Here we are, a while back, standing by our water-born home on Guam. A 30-Year Relationship So Far: The Exception Proves the Rule?
Yesterday I had a health crises, of sorts, and it was instructive. Seems my wobbly heart decided to go astray and I spent the afternoon and evening in the hospital where they had to resort to zapping it with 150 Joules to correct it's bad behavior. It was a bit like Dr. Frankenstein awakening his monster with a lightening bolt. I was told that when the volts zapped me, I sat up on the gurney, lifted up my arms, and said, "Ahhh."
I'm fine. Home safely and better than ever in fact. Through it all, of course, Terry was by my side and was a lot more scared by the whole deal than I was. It got me to thinking about modern man-woman partnerships and what makes long-time relationships work and how exceedingly precious and rare that type of connection is (Bride of Frankenstein anyone?).
So, I Googled some quotes concerning the subject. The funniest are disparaging, the best are profound. Both, alas, are true. I think the first and the last, Francis Bacon and Robert Frost, get it about right.To wit:
Wives are young men's mistresses, companions for middle age, and old men's nurses.
FRANCIS BACON, Essays
To make a happy fire-side clime
To weans and wife,
That's the true pathos and sublime
Of human life.
ROBERT BURNS, To Dr. Blacklock
When a match has equal partners, then I fear not.
AESCHYLUS, Prometheus Bound
A man doesn't know what happiness is until he's married. By then it's too late.
FRANK SINATRA, The Joker Is Wild
Happiness in marriage is entirely a matter of chance. If the dispositions of the parties are ever so well known to each other or ever so similar beforehand, it does not advance their felicity in the least. They always continue to grow sufficiently unlike afterwards to have their share of vexation; and it is better to know as little as possible of the defects of the person with whom you are to pass your life.JANE AUSTEN, Pride and Prejudice
Marriage, n. The state or condition of a community consisting of a master, a mistress and two slaves, making in all, two.
AMBROSE BIERCE, The Devil's Dictionary
Those who talk most about the blessings of marriage and the constancy of its vows are the very people who declare that if the chain were broken and the prisoners left free to choose, the whole social fabric would fly asunder. You cannot have the argument both ways. If the prisoner is happy, why lock him in? If he is not, why pretend that he is?
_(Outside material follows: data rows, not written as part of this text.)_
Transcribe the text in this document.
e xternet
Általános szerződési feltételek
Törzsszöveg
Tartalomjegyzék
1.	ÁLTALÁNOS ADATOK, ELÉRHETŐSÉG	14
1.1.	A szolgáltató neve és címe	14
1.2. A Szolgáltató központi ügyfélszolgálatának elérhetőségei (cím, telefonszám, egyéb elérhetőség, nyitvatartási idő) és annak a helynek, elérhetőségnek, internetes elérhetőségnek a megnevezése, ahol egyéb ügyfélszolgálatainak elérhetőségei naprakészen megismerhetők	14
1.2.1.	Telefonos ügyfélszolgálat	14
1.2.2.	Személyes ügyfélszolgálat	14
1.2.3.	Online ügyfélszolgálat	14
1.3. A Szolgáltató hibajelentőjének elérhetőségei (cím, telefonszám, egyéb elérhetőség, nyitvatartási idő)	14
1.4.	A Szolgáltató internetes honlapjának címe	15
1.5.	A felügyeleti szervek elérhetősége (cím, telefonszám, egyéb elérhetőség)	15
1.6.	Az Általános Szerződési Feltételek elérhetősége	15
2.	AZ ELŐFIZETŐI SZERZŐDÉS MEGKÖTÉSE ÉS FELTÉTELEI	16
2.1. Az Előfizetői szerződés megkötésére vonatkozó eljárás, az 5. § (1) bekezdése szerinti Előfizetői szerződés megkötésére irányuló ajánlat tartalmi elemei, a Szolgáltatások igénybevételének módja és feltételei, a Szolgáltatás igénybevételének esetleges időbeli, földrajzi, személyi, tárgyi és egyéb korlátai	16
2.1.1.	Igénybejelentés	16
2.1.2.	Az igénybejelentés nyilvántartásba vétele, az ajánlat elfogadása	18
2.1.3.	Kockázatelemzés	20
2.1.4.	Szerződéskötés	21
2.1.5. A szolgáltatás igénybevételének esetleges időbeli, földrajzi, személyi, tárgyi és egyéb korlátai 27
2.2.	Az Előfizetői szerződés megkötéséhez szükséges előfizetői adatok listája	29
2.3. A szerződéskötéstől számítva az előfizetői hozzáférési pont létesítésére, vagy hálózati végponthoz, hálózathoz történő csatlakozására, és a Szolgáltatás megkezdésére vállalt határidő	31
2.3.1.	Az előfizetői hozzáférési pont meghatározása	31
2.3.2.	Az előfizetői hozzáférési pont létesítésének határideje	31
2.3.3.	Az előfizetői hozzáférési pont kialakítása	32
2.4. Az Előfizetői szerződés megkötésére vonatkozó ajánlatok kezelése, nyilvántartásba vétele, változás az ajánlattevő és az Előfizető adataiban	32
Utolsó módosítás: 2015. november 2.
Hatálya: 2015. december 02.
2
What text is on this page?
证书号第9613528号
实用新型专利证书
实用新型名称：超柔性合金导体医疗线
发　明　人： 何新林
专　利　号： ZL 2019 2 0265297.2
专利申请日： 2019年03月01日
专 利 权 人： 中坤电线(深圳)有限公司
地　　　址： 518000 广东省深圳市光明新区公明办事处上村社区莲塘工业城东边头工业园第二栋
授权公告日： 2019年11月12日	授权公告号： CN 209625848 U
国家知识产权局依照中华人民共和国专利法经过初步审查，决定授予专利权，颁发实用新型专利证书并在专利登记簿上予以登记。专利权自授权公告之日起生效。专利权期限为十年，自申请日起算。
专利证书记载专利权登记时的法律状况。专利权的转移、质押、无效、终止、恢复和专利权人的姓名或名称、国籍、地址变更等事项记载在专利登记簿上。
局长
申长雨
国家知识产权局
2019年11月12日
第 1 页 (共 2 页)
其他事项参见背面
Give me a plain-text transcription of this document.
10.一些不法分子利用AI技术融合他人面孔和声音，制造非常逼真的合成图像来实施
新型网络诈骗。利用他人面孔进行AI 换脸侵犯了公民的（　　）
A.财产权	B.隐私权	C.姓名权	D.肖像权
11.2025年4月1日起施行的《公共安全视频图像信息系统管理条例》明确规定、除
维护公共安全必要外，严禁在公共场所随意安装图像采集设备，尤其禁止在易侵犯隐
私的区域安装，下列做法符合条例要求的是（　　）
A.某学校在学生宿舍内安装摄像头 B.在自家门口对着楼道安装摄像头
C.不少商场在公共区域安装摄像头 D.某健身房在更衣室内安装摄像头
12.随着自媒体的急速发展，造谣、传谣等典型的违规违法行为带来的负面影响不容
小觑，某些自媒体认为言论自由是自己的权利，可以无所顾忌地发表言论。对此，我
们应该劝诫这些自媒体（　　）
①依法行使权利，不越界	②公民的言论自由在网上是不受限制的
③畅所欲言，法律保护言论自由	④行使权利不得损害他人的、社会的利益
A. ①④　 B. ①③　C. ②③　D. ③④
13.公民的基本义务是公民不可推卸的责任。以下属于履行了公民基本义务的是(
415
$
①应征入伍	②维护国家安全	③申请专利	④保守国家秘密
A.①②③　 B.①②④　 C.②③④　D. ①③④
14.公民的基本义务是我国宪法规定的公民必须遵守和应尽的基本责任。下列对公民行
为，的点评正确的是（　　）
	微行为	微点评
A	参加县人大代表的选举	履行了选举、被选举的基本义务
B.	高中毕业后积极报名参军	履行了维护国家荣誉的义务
GEORGE BERNARD SHAW, Man and Superman
I always compare marriage to communism. They're both institutions that don't conform to human nature, so you're going to end up with lying and hypocrisy.
BILL MAHER, Rolling Stone, Aug. 24, 2006
Hail wedded love, mysterious law, true source
Of human offspring, sole propriety,
In Paradise of all things common else.
JOHN MILTON, Paradise Lost
Therefore shall a man leave his father and mother, and shall cleave unto his wife: and they shall be one flesh.
GENESIS: 2:24
Wasn't marriage, like life, unstimulating and unprofitable and somewhat empty when too well ordered and protected and guarded? Wasn't it finer, more splendid, more nourishing, when it was, like life itself, a mixture of the sordid and magnificent; of mud and stars; of earth and flowers; of love and hate and laughter and tears and ugliness and beauty and hurt?
EDNA FERBER, Show Boat
Two such as you with such a master speed
Cannot be parted nor be swept away
From one another once you are agreed
That life is only life forevermore
Together wing to wing and oar to oar.